A call a day gets the customers to stay
Despite advancements in technology, research from PWC found that 82% of consumers still want human interaction. In a world where we can order food right to our front door at the tap of a button, consumers expect a high level of customer care and service. The best way for brands to achieve this is now through their genuine human interaction, such as call centres. So, why are over 30% of customers expressing frustration with having to speak to chatbots instead of a real person?
In the current climate, a brand’s best and most important asset is its customer service. Consumers are extremely cautious about their purchasing and spending habits. So, when they have a bad experience with a brand, they don’t stick around—they look elsewhere and find a business that cares about them. Building up a brand’s trust and reputation takes time, destroying it can be done in a matter of minutes.

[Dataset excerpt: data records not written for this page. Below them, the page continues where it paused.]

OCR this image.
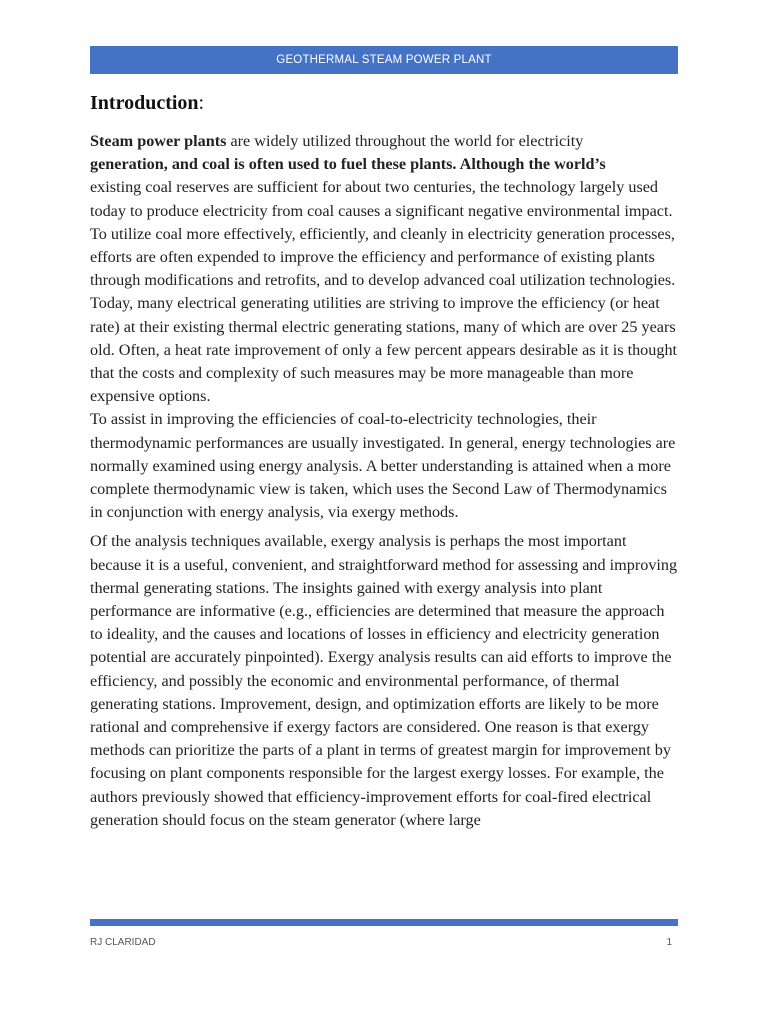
GEOTHERMAL STEAM POWER PLANT
Introduction:

Steam power plants are widely utilized throughout the world for electricity
generation, and coal is often used to fuel these plants. Although the world’s
existing coal reserves are sufficient for about two centuries, the technology largely used today to produce electricity from coal causes a significant negative environmental impact. To utilize coal more effectively, efficiently, and cleanly in electricity generation processes, efforts are often expended to improve the efficiency and performance of existing plants through modifications and retrofits, and to develop advanced coal utilization technologies.

Today, many electrical generating utilities are striving to improve the efficiency (or heat rate) at their existing thermal electric generating stations, many of which are over 25 years old. Often, a heat rate improvement of only a few percent appears desirable as it is thought that the costs and complexity of such measures may be more manageable than more expensive options.

To assist in improving the efficiencies of coal-to-electricity technologies, their thermodynamic performances are usually investigated. In general, energy technologies are normally examined using energy analysis. A better understanding is attained when a more complete thermodynamic view is taken, which uses the Second Law of Thermodynamics in conjunction with energy analysis, via exergy methods.

Of the analysis techniques available, exergy analysis is perhaps the most important because it is a useful, convenient, and straightforward method for assessing and improving thermal generating stations. The insights gained with exergy analysis into plant performance are informative (e.g., efficiencies are determined that measure the approach to ideality, and the causes and locations of losses in efficiency and electricity generation potential are accurately pinpointed). Exergy analysis results can aid efforts to improve the efficiency, and possibly the economic and environmental performance, of thermal generating stations. Improvement, design, and optimization efforts are likely to be more rational and comprehensive if exergy factors are considered. One reason is that exergy methods can prioritize the parts of a plant in terms of greatest margin for improvement by focusing on plant components responsible for the largest exergy losses. For example, the authors previously showed that efficiency-improvement efforts for coal-fired electrical generation should focus on the steam generator (where large

RJ CLARIDAD	1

People talk and listen. A company’s bad reputation spreads far and wide and will inhibit its ability to attract new customers as well as retain existing clients. One good experience can be highly impactful; 65% of consumers say that a single positive call experience makes them more likely to buy from a brand in the future. A call like this leads to one big payoff: brand loyalty.
Climbing the brand loyalty mountain: reaching the peak
As we look towards 2023, businesses will need to adapt to their customers’ needs. Examining consumer behaviours, preferences and expectations, business needs to build adaptable strategies that can move and grow in the changing landscape.
With the dreaded recession rearing its ugly head, businesses can’t afford to have poor customer service, particularly not when 76% of customers give up on brands and hang up within 15 minutes of waiting.
Understanding customer frustrations should be the foundation for any customer experience strategy. Mostly, these frustrations centre around being passed around various call agents, not being helped quickly enough and being put through to an automated voice or chatbot. Once these points of friction have been realised, it’s time to bring about some change.
Bringing on board tech
The main issue is that most businesses don’t have the tech solutions and tools in place to help them improve their customer call experience. Utilising call intelligence tools would bridge the gap between increasing brand loyalty whilst reducing the overall cost of call management.
There are three key challenges for call centres:
Mapping the journey – understanding where you should focus
Gathering intel – it is impossible to listen to every single call manually
Ensuring top performance – understanding what causes friction and costs sales
With these challenges in mind, there are key technology solutions that businesses can implement to reach higher levels of customer satisfaction. For example, Conversation Analytics can give real-time insights into how call agents are handling calls that enables brands to pinpoint why certain agents are achieving a positive call experience. This invaluable information can then influence the training and upskilling of other agents.
Customer happiness = business success
The pandemic, the energy crisis and the cost-of-living crisis are all brewing up a storm. Businesses need to batten down the hatches and dive deeper into understanding their customer experience. Once organisations have this insight, they will find attracting potential customers as well as nurturing existing customers significantly easier.
By starting at the beginning and bringing call tracking and speech analytics software on-board, businesses can identify where their key hurdles are, and build solutions around this intel. Human interaction is key to maintaining customers and building up brand loyalty. These are the moments that really matter and lay the foundations for a successful business.